C’est bien dit, bien écrit. Mais constater que la Russie est plus une autocratie à ambitions impériales et tenter de lui faire cesser le feu quand elle l’ouvre n’est certainement pas « capituler ». Le « test géorgien » n’est pas le seul qui vaut « preuve d’existence ou de non-existence » pour l’Europe. Ce test géorgien est d’ailleurs d’abord un « test russe ». Et un « test » américain.
A Washington aussi, bien des états-majors (civils et militaires) pensent que « sous les belles paroles », l’Europe « née de Vénus » (selon un refrain bushiste) est un espace (non une puissance) où « grouillent les rivalités séculaires entre souverainetés nationales, manipulables à merci et se paralysant l’une l’autre »...
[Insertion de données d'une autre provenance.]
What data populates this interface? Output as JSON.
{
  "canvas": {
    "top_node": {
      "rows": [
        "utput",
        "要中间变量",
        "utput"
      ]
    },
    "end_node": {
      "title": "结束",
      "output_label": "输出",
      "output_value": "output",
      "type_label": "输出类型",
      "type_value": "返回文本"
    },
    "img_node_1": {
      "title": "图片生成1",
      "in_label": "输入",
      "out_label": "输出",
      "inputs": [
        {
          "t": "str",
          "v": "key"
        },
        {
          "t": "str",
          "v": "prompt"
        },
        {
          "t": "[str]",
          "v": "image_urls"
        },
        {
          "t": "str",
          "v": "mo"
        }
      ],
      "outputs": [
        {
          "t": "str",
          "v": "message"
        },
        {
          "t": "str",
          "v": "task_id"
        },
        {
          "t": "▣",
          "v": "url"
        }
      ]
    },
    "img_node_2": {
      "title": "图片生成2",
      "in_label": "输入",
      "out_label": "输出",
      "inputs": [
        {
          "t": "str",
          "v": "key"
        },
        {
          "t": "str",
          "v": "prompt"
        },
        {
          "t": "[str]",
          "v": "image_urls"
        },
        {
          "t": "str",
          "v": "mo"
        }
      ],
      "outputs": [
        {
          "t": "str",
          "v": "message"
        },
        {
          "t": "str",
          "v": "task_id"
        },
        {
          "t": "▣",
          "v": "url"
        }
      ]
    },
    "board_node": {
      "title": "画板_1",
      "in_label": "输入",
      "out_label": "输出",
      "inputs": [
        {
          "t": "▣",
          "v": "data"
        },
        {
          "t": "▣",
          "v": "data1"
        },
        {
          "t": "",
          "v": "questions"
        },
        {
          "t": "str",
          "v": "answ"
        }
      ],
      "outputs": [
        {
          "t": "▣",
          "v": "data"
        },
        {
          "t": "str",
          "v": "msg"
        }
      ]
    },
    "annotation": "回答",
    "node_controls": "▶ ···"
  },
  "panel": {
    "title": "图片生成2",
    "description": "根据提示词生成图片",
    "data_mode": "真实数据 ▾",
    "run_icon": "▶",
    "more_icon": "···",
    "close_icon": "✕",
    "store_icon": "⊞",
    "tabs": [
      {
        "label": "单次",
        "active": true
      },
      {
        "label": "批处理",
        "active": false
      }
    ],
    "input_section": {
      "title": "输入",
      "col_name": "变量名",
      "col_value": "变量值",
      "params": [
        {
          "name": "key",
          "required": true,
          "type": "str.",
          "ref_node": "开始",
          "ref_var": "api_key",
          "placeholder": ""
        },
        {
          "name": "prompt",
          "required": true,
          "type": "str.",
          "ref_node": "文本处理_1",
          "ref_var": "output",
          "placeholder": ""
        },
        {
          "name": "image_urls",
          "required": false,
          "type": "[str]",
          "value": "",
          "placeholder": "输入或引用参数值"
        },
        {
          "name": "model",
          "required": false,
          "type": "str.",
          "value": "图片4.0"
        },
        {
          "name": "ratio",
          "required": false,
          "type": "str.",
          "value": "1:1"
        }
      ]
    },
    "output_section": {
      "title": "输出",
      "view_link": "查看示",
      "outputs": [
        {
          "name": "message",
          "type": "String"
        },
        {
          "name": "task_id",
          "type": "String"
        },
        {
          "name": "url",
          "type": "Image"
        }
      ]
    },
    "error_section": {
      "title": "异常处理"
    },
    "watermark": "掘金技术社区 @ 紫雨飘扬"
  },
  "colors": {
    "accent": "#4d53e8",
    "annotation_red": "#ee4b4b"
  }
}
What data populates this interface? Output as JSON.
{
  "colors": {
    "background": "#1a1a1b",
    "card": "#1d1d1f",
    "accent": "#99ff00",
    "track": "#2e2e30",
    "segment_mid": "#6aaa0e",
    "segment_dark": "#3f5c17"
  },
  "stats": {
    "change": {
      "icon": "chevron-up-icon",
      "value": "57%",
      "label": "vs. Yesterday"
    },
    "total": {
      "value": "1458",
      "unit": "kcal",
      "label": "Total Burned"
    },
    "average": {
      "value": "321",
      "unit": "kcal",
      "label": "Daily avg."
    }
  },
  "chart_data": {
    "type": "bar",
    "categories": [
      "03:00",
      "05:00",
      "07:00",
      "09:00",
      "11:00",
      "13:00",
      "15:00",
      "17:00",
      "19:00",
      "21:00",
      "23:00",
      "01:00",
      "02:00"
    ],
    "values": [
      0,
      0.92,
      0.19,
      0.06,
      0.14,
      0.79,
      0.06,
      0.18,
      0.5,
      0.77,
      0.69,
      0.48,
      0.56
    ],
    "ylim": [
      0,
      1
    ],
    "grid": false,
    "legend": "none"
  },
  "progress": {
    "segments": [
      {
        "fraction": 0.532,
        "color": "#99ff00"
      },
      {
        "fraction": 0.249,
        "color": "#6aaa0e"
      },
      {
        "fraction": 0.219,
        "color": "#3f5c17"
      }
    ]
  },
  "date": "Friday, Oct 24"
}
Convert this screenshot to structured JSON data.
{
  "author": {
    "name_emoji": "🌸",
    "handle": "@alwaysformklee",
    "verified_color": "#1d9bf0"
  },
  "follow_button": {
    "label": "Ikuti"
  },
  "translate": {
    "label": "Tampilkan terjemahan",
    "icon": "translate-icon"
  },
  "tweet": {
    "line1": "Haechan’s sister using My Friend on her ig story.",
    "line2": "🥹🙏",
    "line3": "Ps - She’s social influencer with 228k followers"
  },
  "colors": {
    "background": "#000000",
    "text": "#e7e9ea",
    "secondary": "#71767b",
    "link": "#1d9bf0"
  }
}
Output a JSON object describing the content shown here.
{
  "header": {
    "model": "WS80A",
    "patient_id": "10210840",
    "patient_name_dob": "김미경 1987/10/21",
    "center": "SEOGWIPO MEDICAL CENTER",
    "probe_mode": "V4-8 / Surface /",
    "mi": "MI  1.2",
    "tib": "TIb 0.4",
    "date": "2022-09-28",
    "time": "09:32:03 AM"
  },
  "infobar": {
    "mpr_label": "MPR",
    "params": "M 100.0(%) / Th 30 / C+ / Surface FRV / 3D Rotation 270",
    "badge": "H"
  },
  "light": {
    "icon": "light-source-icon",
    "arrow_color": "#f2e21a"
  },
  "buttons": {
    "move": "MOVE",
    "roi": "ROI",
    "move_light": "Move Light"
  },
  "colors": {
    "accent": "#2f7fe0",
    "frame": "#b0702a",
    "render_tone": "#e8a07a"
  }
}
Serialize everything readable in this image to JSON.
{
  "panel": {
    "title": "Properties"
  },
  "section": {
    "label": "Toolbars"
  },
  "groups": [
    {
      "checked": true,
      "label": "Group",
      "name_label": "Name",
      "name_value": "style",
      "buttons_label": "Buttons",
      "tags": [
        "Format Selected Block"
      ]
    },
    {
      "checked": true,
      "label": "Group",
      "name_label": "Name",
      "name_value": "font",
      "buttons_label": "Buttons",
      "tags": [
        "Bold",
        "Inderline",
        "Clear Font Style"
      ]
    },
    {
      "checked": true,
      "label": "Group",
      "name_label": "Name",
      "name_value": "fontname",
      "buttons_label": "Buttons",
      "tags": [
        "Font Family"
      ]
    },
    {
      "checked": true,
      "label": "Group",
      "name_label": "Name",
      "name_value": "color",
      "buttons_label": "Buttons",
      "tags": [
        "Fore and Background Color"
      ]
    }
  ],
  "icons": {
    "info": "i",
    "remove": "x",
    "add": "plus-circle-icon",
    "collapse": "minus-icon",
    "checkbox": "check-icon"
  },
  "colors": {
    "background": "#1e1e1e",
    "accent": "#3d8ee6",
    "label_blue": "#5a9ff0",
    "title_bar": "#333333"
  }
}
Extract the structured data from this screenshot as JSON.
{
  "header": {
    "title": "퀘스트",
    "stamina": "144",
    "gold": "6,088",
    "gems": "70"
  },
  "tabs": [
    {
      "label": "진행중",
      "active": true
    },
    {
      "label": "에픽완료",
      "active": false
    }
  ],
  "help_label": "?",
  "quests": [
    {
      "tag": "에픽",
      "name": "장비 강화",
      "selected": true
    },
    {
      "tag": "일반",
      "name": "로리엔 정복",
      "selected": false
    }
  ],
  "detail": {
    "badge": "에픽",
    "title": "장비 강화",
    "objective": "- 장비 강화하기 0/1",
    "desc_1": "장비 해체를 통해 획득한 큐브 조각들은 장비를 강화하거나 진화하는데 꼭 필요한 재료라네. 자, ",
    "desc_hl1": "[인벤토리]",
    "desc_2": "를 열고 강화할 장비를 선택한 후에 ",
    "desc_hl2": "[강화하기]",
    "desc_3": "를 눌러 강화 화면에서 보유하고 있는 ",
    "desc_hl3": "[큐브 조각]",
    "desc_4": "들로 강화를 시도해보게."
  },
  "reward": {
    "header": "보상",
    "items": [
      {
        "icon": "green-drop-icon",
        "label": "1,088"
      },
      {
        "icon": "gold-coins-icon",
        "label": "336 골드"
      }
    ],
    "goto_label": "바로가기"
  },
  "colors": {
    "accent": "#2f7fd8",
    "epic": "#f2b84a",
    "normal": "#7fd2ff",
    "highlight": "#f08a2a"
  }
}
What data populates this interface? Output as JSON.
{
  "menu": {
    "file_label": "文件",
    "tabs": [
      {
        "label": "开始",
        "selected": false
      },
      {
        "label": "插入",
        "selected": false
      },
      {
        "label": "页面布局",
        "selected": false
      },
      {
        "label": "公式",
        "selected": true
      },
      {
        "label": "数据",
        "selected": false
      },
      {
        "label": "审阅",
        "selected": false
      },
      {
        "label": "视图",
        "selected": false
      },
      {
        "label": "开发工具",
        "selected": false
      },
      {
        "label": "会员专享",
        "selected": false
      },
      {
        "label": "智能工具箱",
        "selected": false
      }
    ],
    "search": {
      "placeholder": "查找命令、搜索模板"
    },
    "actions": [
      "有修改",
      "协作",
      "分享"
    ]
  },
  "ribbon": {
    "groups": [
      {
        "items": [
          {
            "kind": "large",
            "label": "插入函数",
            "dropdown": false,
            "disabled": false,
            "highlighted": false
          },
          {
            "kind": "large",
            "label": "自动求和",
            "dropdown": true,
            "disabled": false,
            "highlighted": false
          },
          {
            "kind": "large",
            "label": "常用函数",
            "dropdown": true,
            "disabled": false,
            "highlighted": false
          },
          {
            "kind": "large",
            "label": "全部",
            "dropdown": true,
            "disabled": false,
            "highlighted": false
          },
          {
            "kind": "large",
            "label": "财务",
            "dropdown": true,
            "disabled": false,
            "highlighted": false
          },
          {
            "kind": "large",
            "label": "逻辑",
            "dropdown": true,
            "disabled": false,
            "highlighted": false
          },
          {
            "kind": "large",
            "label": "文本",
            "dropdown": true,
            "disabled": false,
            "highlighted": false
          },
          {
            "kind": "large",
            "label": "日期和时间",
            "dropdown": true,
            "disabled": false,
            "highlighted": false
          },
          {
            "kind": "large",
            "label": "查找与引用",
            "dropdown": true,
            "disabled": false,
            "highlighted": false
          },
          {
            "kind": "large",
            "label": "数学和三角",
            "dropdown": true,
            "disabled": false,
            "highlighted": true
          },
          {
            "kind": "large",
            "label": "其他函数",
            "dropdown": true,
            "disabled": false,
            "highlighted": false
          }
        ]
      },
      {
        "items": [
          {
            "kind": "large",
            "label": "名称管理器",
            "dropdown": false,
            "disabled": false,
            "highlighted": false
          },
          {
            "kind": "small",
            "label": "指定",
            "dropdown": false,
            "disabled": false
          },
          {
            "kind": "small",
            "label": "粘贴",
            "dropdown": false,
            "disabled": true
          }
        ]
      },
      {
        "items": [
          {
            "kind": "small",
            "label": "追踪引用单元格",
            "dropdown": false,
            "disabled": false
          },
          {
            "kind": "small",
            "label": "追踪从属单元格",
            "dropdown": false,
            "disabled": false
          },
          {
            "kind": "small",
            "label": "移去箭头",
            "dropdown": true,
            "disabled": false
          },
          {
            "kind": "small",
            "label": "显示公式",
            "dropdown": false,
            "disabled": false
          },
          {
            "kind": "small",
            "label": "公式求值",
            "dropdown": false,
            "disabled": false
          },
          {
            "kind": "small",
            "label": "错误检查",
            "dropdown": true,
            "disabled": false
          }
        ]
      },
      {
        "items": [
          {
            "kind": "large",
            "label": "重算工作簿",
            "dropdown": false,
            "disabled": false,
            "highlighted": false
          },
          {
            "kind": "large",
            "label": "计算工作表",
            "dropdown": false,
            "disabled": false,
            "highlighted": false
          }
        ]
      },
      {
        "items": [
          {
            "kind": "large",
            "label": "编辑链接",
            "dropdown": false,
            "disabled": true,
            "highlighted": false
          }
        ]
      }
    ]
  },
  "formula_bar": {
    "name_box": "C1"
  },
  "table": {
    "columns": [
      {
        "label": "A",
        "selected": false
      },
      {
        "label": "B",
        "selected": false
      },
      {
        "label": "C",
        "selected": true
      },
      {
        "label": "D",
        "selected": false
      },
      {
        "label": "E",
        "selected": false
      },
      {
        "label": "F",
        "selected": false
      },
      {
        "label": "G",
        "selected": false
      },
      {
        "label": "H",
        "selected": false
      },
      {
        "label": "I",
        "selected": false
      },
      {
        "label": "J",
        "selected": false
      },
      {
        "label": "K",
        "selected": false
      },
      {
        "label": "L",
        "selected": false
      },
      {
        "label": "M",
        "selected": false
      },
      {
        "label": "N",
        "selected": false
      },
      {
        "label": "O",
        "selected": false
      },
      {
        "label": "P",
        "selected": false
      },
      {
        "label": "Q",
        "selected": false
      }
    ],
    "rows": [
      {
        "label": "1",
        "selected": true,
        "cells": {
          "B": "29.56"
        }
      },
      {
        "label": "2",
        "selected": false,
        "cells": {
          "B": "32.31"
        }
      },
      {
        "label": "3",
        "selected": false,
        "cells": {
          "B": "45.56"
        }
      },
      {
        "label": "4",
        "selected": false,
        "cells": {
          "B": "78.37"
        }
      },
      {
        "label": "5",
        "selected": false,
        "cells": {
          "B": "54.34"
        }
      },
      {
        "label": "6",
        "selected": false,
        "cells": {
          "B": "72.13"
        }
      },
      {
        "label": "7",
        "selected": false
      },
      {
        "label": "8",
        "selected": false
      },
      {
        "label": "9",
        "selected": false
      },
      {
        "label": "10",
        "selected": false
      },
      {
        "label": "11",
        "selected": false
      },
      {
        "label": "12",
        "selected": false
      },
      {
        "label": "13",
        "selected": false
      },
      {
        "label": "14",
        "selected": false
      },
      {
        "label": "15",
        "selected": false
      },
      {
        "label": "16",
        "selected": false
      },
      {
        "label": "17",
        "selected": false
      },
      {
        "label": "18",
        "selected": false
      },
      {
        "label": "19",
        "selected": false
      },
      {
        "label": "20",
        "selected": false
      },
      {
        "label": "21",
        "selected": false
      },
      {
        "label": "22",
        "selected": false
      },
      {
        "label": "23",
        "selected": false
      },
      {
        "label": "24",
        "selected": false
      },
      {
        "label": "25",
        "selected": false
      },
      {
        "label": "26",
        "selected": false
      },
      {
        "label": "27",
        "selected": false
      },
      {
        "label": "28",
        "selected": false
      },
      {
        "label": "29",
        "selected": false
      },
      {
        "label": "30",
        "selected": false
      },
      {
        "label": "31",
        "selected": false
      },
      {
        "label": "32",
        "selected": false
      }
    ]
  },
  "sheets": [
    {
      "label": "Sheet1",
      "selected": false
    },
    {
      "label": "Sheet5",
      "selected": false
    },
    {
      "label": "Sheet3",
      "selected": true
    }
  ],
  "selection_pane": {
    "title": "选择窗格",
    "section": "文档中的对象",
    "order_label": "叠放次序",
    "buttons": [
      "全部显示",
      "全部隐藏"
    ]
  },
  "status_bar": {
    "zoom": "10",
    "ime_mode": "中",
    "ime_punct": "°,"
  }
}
Très amicalement dit, Bernard-Henri et André[1], il ne faudrait surtout pas que se développe en Europe (et en France en particulier) un « antirussisme » comme s’est développé dans bien des milieux cet « antiaméricanisme » que vous dénoncez justement comme « une maladie infantile »...
Daniel RIOT
[1] Pour ceux qui l’ignorent encore, Bernard-Henri Lévy et André Glucksmann m’ont fait l’honneur et le bonheur de préfacer le livre que j’ai publié (ed. City) avec Sandrine Kauffer : L’Europe cette emmerdeuse.